Avez-vous jamais essayé d’adresser un problème et créez  un problème différent en le faisant ?

How to Identify and Manage Secondary Risks

http://projectriskcoach.com/2016/04/22/how-to-identify-and-manage-secondary-risks/ par Harry Hall

pink pantherUne réponse à un risque peut créer d’autres risques. Ceux-ci sont des risques secondaires qui peuvent s’avérer plus significatifs que les risques primaires si nous n’y prenons garde.

L’une des épisodes du dessin animé de la Panthère Rose la montrait aux prises avec une souris dans sa maison. La souris la rendait folle; elle devait trouver une façon d’éliminer ce problème.

La Panthère Rose, portant un costume de chat, a chassé la souris de la maison puis dans la rue. Les chiens du voisinage ont poursuivi « le chat ». La Panthère Rose a couru pour sa survie, mais a fini déchirée en lambeaux.

Qu’est-ce qu’ un risque secondaire ?

Un risque secondaire est un risque qui est créé par une réponse à un autre risque.

Quels genres de réponses de risque peuvent causer des risques secondaires ?

Le propriétaire de risque peut être fort bien intentionné dans sa réduction de la probabilité et de l’impact d’un risque; cependant, beaucoup de réponses ont le potentiel de créer des risques secondaires. Si le propriétaire de risque atténue une menace, en exécutant un plan de contingence, ou en exécutant un plan de repli, il peut causer des risques secondaires.

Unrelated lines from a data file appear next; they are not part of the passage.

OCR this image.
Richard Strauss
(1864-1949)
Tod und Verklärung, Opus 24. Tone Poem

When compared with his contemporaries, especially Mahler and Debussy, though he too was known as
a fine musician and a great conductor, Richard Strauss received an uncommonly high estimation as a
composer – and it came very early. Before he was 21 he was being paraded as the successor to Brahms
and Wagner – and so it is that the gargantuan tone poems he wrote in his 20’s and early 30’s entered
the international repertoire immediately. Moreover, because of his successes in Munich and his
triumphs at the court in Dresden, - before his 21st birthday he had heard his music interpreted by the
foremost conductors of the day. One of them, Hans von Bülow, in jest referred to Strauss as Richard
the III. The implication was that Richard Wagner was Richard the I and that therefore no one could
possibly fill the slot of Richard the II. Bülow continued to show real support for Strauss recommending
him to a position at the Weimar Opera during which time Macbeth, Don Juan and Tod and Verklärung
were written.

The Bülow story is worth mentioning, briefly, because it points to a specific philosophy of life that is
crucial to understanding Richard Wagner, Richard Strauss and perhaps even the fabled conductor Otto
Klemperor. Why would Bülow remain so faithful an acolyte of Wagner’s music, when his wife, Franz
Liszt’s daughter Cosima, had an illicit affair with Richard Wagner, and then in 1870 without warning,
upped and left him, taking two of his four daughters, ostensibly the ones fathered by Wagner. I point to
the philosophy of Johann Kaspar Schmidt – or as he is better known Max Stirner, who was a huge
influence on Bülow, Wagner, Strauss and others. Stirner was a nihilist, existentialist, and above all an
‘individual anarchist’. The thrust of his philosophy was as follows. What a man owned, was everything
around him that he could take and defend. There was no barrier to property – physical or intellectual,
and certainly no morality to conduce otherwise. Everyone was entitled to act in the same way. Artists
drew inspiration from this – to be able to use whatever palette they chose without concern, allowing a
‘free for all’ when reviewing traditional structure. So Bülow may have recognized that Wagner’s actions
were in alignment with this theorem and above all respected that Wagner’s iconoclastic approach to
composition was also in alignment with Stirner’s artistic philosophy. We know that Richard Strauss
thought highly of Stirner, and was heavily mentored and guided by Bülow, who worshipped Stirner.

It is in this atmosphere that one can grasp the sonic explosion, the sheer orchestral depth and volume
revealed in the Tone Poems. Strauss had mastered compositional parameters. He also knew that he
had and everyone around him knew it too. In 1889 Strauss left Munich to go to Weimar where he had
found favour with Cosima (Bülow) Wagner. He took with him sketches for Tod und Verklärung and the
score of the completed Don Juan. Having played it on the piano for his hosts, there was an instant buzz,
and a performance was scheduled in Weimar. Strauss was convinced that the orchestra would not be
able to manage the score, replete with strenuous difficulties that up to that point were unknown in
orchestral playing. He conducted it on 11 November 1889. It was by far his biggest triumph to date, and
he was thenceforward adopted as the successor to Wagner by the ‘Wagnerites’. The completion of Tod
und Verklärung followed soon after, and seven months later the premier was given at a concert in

Comment devrions-nous adresser les risques secondaires ?

En définissant des plans de réponse aux risques, leurs propriétaires devraient identifier, capturer et développer des plans de réponse aux risques secondaires dans le registre des risques. Les propriétaires de risque devraient chercher les réponses au risque les plus efficaces et qui produisent la moindre quantité de risques secondaires.

Sujet connexe: « Ne soyez pas aveugles aux risques et encore moins aux risques secondaires ! » par David Hillson

Comment cela fonctionne-t-il dans la réalité ?

Imaginez que vous faites partie de l’équipe projet qui a été chargée d’ajouter une nouvelle fonctionnalité à un logiciel de gestion des comptes clients sous quatre mois. Le projet est critique pour pouvoir espérer battre la concurrence en lançant rapidement la commercialisation et en capturant au passage des parts de marché.

En identifiant les risques, l’équipe projet n’est pas certaine que les deux développeurs assignés pourront compléter les tâches de programmation dans les temps.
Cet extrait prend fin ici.